At a minimum, recurring merchants should be enrolled in a Legacy/Batch Account updater. In the U.S., all banks must participate in this program, but depending on your card mix, you can find that up to 20% of your portfolio isn't being updated.

If you are a more advanced merchant, you are likely using or looking at using a Real-Time Account Updater to augment or replace your legacy product. While the future of payments is moving to real-time updates, we recommend reviewing this option with your provider, as using it effectively without dramatically increasing fees means tokenization requirements and a proper payment architecture.  

Don't Be Surprised When Expired Cards Approve

If you aren't getting updates on expired cards, it may not be an issue. American Express links their card numbers in addition to offering an Account Updater service, so it's common for the card on file with Amex consumers to work on recurring purchases well past card expiration and even with new numbers.  

Visa and Mastercard consistently have expired cards with recurring merchants that continue approving well past any expiration date. Just because your customer's card is expired doesn't mean it will be declined. Best practices for these codes are as follows:

  • Enrolled in Batch and/or Real-Time Account Updater with your processor/provider.
  • Ensure your architecture and integration are aligned to avoid unnecessary duplicate fees for updates and ensure your system is storing the appropriate token/volume/id to avoid paying for updates on each transaction.
  • Pay for only successful updates.
  • Create an email flow for customers whose cards are about to or recently became out of date. This may be different from any communication for declined cards or those you are retrying.  
  • Use a service that supports Network Tokens, PAN, Processor Tokens, and all associated services. Flexibility in configuration will allow for better architecture, network compliance, reduced risk on the merchant (PCI), and higher revenue with less cost.  

Hard Declines (Visa)

Visa has a regulation prohibiting hard declines on cards using their network. Many merchants may be ignoring this regulation and paying fines on each attempt, but in our experience, the regulation is well-positioned. The recovery rate on Visa hard declines is infinitesimally low. After running analytics on these approvals, it's likely the processing/gateway/platform costs, in addition to the network fees on each out-of-compliance retry, are more expensive than the revenue collected.  
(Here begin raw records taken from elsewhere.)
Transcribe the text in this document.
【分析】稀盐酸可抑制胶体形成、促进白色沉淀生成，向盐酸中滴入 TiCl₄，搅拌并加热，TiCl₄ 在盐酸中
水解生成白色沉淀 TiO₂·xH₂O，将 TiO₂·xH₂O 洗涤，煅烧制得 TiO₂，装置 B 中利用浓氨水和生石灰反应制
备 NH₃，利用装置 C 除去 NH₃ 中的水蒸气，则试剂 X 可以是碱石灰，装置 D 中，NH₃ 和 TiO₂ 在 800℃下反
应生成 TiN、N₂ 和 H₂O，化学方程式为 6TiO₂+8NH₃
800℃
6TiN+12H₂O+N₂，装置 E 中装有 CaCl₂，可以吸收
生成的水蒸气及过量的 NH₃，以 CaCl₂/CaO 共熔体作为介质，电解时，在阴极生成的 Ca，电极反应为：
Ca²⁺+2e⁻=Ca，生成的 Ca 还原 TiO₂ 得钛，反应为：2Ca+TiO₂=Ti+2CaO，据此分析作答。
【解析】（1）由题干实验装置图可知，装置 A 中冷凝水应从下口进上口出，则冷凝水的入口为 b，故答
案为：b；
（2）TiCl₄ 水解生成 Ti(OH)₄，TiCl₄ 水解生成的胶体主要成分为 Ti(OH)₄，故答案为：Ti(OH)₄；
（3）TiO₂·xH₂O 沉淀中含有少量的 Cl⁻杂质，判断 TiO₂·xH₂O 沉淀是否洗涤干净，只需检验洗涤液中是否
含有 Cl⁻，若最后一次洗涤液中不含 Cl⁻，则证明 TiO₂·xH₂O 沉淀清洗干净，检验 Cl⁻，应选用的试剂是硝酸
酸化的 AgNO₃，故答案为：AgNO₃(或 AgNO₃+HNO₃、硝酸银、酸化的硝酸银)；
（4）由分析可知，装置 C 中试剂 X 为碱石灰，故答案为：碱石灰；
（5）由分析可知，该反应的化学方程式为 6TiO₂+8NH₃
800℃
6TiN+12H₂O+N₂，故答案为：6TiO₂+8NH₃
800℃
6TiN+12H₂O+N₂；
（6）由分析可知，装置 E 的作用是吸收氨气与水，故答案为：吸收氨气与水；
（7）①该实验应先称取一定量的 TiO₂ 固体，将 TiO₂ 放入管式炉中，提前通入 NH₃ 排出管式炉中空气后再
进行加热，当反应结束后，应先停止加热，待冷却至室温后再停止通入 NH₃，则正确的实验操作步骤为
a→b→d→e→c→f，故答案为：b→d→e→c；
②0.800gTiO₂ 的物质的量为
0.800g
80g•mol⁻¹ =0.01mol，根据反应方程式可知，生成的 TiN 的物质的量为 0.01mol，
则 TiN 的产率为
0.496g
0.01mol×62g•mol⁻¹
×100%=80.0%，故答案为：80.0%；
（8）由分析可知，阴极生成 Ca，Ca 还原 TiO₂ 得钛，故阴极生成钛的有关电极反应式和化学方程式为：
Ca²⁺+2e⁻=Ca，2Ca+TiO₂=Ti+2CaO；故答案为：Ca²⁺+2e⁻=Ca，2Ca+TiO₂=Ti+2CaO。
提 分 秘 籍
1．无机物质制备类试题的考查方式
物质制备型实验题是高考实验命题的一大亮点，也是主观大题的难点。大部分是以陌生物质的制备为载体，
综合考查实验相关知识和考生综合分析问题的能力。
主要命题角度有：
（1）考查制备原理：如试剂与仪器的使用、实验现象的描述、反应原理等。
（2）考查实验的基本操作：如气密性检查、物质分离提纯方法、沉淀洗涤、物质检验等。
Revolv3 recommends you stop any billing/retry after receiving a hard decline of a Visa card and contacting the consumer to update their payment method.

Hard Declines (Mastercard)

Unlike Visa, Mastercard does not have a hard decline requirement. While many processors and networks will recommend you don't retry these decline codes, that may not be the best advice depending on your card mix and transaction amount. Revenue recovered retrying Mastercard hard declines is much higher than with Visa.  

How can cards that the bank/network says will never approve, approve? Welcome to the imperfect science of payment decline codes.  

Final Thoughts

Payment processing is never a one-solution-fits-all problem. Revolv3 remains committed to recurring, installment, and credential-on-file merchants in e-commerce to close the approval rate gap and reduce false declines. A little effort to pick quality partners and limit data manipulation in the transaction flow can multiply your return on investment.